We hope all manner of public officials in Ohio were paying attention in March when the use of closed sessions poisoned and upended a superintendent search for the Columbus City Schools.
The distinctions can be confusing when a government body — say the Columbus Board of Education — receives conflicting information from different sources, including a membership organization such as the Ohio School Boards Association, which board members and their legal counsel may rely on for advice specific to their responsibilities.
Differences between discussion, deliberation and decision were at the heart of problems that arose in the Columbus school board’s initial search for a superintendent to succeed Dan Good, who retired at the end of December.
That search was scrapped after The Dispatch revealed and State Auditor Dave Yost challenged the board’s use of private executive sessions to consider and cull about two dozen candidates for the job to three finalists before taking official action in an open meeting. The board had announced 19 candidates publicly; and now we know four others were privately considered as well.
As the Columbus school board mounts a new search, we hope any lingering misunderstanding of what Ohio’s Sunshine Laws require for the conduct of public business have now been resolved — and that other Ohio school boards that might have been following similar misguided practices are now on notice as to the law’s demand for public decision-making.
The auditor had advised the school board — just before it planned to name the next superintendent — that decisions made illegally in closed sessions could subject board members to personal financial liability, making it clear the process was tainted.
Conversely, the school boards association had advised its members that weeding out candidates in closed sessions was fine. In fact, that process “is used by many of our members to narrow their lists of candidates,” OSBA Chief Legal Counsel Sara Clark said in a letter to the state auditor, disputing his interpretation of the Sunshine Law restrictions on executive sessions.
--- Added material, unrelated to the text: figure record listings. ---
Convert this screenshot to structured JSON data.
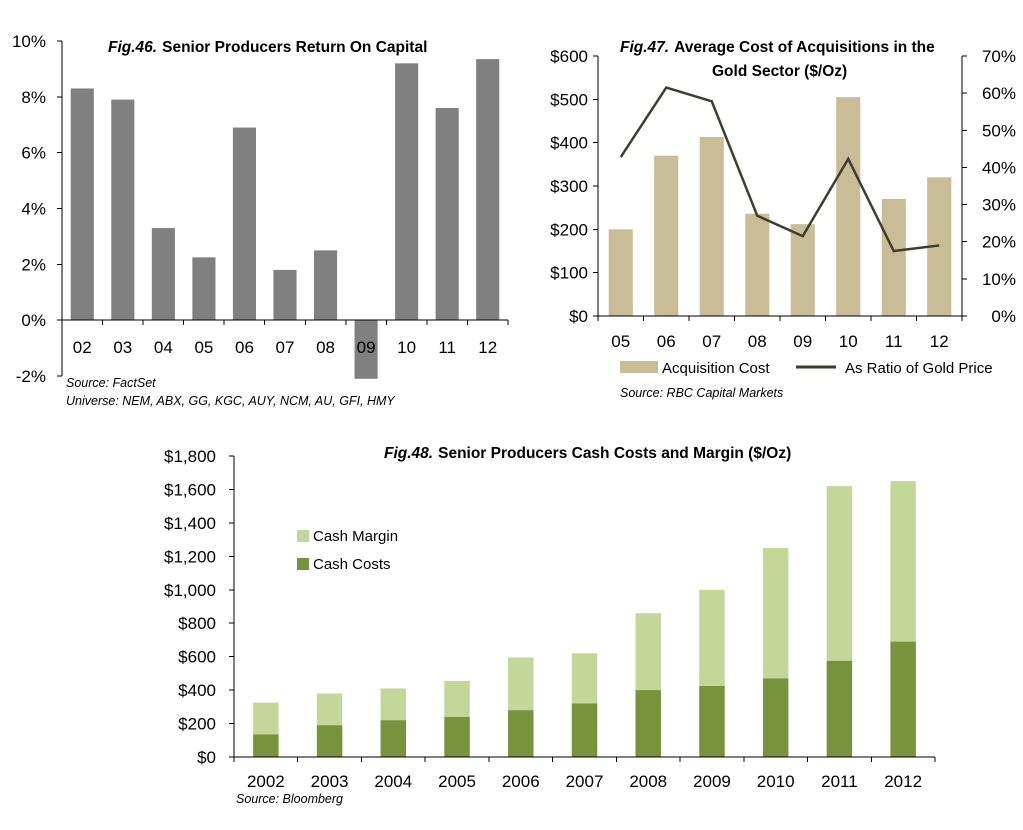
{
  "colors": {
    "bar_grey": "#808080",
    "bar_tan": "#c8bd97",
    "line_dark": "#3c3f30",
    "margin_light": "#c4d79b",
    "costs_green": "#77933c"
  },
  "chart_data": [
    {
      "id": "fig46",
      "type": "bar",
      "title_prefix": "Fig.46.",
      "title": "Senior Producers Return On Capital",
      "categories": [
        "02",
        "03",
        "04",
        "05",
        "06",
        "07",
        "08",
        "09",
        "10",
        "11",
        "12"
      ],
      "values": [
        8.3,
        7.9,
        3.3,
        2.25,
        6.9,
        1.8,
        2.5,
        -2.1,
        9.2,
        7.6,
        9.35
      ],
      "ylim": [
        -2,
        10
      ],
      "yticks": [
        -2,
        0,
        2,
        4,
        6,
        8,
        10
      ],
      "ytick_labels": [
        "-2%",
        "0%",
        "2%",
        "4%",
        "6%",
        "8%",
        "10%"
      ],
      "xlabel": "",
      "ylabel": "",
      "grid": false,
      "source": "Source: FactSet",
      "universe": "Universe: NEM, ABX, GG, KGC, AUY, NCM, AU, GFI, HMY"
    },
    {
      "id": "fig47",
      "type": "bar+line",
      "title_prefix": "Fig.47.",
      "title_line1": "Average Cost of Acquisitions in the",
      "title_line2": "Gold Sector ($/Oz)",
      "categories": [
        "05",
        "06",
        "07",
        "08",
        "09",
        "10",
        "11",
        "12"
      ],
      "series": [
        {
          "name": "Acquisition Cost",
          "kind": "bar",
          "axis": "left",
          "values": [
            200,
            370,
            413,
            236,
            212,
            505,
            270,
            320
          ]
        },
        {
          "name": "As Ratio of Gold Price",
          "kind": "line",
          "axis": "right",
          "values": [
            42.8,
            61.5,
            57.8,
            27.0,
            21.5,
            42.3,
            17.5,
            19.0
          ]
        }
      ],
      "ylim_left": [
        0,
        600
      ],
      "yticks_left": [
        0,
        100,
        200,
        300,
        400,
        500,
        600
      ],
      "ytick_labels_left": [
        "$0",
        "$100",
        "$200",
        "$300",
        "$400",
        "$500",
        "$600"
      ],
      "ylim_right": [
        0,
        70
      ],
      "yticks_right": [
        0,
        10,
        20,
        30,
        40,
        50,
        60,
        70
      ],
      "ytick_labels_right": [
        "0%",
        "10%",
        "20%",
        "30%",
        "40%",
        "50%",
        "60%",
        "70%"
      ],
      "legend_placement": "bottom",
      "grid": false,
      "source": "Source: RBC Capital Markets"
    },
    {
      "id": "fig48",
      "type": "stacked-bar",
      "title_prefix": "Fig.48.",
      "title": "Senior Producers Cash Costs and Margin ($/Oz)",
      "categories": [
        "2002",
        "2003",
        "2004",
        "2005",
        "2006",
        "2007",
        "2008",
        "2009",
        "2010",
        "2011",
        "2012"
      ],
      "series": [
        {
          "name": "Cash Costs",
          "values": [
            135,
            190,
            220,
            240,
            280,
            320,
            400,
            425,
            470,
            575,
            690
          ]
        },
        {
          "name": "Cash Margin",
          "values": [
            190,
            190,
            190,
            215,
            315,
            300,
            460,
            575,
            780,
            1045,
            960
          ]
        }
      ],
      "ylim": [
        0,
        1800
      ],
      "yticks": [
        0,
        200,
        400,
        600,
        800,
        1000,
        1200,
        1400,
        1600,
        1800
      ],
      "ytick_labels": [
        "$0",
        "$200",
        "$400",
        "$600",
        "$800",
        "$1,000",
        "$1,200",
        "$1,400",
        "$1,600",
        "$1,800"
      ],
      "legend_placement": "top-left",
      "grid": false,
      "source": "Source: Bloomberg"
    }
  ]
}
The association cited a 1985 case where Tiffin City Council considered candidates for a vacancy in private, then decided between two candidates in open session. Now, Clark said, “we are providing boards that utilize OSBA for their executive searches with information about the position the auditor has taken.”
Cincinnati attorney John C. “Jack” Greiner, considered a Sunshine Law expert by the Ohio News Media Association, agrees that case does not support anything more than deliberation in executive sessions. And Webster’s defines deliberation as “consideration and discussion of alternatives before reaching a decision.”
These distinctions are important as the Columbus school board begins a new search for superintendent.
We hope the Groveport Madison Board of Education and the school board for Westerville City Schools are also paying attention. Groveport is seeking a new superintendent to succeed Bruce Hoover, who resigned in February. Westerville needs a new school treasurer with January’s retirement of Bart Griffith. Thankfully, there has been no indication those districts made decisions in closed sessions.